Rolling Over Your 401k to a New Employer’s Plan
You also have the option to roll your 401k money into your new employer’s 401k plan, assuming they allow it. This can be a convenient choice, especially if you like the investment options and the fees are reasonable. However, not all plans accept rollovers, so you’ll need to check with your new employer’s plan administrator. Here are some benefits and drawbacks:
If your new employer has a good 401k plan, this could be a good move. You might have access to better investment options, lower fees, and the ability to contribute to your account. When you roll it over, it will be as simple as filling out some paperwork.
| Pros | Cons | 
|---|---|
| Can consolidate your retirement savings in one place | Limited investment choices compared to an IRA | 
| May have lower fees | Fees may be higher than an IRA | 
| May have access to your employer’s match | You are still reliant on your employer’s choices | 
However, some plans have limited investment choices, which could be a disadvantage. You’ll also need to make sure your new employer’s plan has a good track record and offers the investments you want.
Before you make any decisions, check with your new employer’s 401k plan administrator to make sure they accept rollovers. Then, compare your new plan to your old one, looking at things like investment options, fees, and any employer match. The best choice depends on your individual situation.
Taking the Cash: The Withdrawal Option (and Why It’s Usually a Bad Idea)
The last, and usually least recommended, option is to cash out your 401k. This means taking all your money out of the account. The money is all yours, but keep in mind that withdrawing your 401k savings early is generally a bad idea. There are two major downsides:
- Taxes: Since your 401k contributions were pre-tax, the government wants their share now. You’ll have to pay income taxes on the entire amount you withdraw.
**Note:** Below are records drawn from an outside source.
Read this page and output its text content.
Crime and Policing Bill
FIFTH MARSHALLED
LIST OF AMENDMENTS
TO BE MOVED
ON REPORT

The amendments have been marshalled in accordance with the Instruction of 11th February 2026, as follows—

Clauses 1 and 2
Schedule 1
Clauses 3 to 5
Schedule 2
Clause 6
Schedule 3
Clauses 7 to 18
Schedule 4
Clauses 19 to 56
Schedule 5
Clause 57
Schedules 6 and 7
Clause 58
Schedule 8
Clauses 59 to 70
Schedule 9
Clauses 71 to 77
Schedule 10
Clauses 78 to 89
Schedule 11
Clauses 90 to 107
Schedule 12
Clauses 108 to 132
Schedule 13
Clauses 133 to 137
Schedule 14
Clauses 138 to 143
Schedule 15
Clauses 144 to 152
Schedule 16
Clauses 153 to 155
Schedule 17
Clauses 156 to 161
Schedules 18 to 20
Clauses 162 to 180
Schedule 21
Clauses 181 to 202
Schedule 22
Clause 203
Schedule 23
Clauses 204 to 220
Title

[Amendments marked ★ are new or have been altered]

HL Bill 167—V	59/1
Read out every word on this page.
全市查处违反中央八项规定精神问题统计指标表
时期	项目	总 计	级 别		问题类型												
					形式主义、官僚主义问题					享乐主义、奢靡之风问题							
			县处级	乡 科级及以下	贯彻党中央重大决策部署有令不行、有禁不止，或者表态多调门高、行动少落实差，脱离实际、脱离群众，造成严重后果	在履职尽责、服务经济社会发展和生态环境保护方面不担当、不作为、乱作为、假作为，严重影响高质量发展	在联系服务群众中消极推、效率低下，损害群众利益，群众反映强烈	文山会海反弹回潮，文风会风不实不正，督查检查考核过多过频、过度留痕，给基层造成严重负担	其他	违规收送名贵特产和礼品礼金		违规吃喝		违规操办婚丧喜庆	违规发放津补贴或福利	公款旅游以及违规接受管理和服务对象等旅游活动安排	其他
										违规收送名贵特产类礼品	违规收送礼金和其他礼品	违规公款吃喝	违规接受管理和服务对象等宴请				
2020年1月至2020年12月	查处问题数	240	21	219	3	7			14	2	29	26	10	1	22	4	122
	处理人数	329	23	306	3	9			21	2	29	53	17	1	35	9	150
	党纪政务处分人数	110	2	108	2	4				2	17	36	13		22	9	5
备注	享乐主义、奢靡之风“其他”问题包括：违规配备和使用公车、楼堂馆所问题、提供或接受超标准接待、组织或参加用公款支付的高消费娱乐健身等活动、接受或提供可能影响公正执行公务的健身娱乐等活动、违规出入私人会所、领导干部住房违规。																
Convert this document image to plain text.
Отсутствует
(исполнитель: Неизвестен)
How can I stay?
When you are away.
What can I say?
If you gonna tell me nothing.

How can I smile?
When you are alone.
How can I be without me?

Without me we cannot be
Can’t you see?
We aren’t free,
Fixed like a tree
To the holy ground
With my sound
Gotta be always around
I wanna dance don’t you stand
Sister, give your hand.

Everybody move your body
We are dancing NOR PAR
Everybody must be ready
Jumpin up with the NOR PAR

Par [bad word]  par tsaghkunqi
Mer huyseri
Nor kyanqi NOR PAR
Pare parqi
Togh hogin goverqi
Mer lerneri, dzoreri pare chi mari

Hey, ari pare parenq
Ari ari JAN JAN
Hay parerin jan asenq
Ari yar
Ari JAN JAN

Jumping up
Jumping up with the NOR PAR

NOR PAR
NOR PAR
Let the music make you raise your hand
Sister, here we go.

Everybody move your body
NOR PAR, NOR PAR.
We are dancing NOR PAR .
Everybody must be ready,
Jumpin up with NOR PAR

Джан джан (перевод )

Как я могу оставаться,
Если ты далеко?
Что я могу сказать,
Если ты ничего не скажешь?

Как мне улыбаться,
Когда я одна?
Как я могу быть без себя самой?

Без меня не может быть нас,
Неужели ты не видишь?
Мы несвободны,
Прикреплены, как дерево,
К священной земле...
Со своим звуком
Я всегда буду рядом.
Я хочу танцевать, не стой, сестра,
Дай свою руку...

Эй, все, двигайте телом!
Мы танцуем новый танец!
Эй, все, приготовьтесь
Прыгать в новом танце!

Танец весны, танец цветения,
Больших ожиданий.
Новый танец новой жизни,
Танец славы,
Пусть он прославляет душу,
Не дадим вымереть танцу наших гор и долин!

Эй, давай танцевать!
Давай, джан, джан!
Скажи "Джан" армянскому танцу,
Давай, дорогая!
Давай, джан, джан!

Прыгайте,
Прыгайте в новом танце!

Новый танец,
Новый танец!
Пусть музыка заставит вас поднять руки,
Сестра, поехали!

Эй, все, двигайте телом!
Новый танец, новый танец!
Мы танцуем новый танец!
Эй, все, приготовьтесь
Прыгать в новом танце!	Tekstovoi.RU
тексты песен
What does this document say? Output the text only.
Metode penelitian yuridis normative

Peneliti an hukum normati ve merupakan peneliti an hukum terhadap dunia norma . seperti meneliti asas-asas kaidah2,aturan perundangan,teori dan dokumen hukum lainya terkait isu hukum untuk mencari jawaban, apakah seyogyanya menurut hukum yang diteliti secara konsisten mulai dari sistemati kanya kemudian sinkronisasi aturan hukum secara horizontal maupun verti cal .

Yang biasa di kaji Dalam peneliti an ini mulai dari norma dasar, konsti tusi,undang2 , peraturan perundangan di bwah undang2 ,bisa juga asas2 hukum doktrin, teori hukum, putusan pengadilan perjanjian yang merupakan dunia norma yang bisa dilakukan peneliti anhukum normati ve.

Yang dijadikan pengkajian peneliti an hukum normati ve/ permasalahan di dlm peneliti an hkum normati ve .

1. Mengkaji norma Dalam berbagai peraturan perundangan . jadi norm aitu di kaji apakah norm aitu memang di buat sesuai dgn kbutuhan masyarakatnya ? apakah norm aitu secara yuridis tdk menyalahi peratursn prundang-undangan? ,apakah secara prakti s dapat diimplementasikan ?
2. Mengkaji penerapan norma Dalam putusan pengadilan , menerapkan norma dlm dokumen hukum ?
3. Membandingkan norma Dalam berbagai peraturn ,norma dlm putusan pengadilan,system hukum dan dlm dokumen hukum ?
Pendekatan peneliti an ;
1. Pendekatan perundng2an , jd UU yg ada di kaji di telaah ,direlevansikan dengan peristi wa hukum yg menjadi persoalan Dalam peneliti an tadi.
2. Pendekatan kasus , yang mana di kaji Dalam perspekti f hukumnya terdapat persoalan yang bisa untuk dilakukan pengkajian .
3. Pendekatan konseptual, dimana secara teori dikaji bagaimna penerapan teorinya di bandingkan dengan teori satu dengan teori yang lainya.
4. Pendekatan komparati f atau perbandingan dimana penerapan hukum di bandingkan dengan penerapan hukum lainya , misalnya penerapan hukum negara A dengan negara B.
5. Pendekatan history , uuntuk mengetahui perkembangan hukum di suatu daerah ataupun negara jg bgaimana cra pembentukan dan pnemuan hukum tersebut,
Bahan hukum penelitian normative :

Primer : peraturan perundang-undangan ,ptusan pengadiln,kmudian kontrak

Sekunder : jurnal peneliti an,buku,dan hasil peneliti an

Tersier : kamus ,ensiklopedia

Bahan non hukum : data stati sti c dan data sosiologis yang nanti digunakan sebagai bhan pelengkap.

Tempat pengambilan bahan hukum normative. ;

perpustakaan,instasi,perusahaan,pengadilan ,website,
- Penalties: If you’re under 59 1/2 years old, you’ll likely also have to pay a 10% penalty on the amount you withdraw. This means you lose a good chunk of your savings right off the bat.
There might be a few exceptions to this rule, but generally, withdrawing your money is going to cost you a lot. And when you withdraw your money, you are losing out on the years of compounding, meaning the earnings that money could make for you. This is why this option is generally not recommended.
If you absolutely need the money, talk to a financial advisor. They can help you understand the tax implications and explore other options.
In summary, when you quit your job, you have a few choices for your 401k. You can leave it, roll it over to a new plan, roll it into an IRA, or withdraw the money. Each choice has its pros and cons. The best decision depends on your individual circumstances and your financial goals. Be sure to do your research, talk to a financial advisor if you need help, and choose the option that best suits your future. Good luck!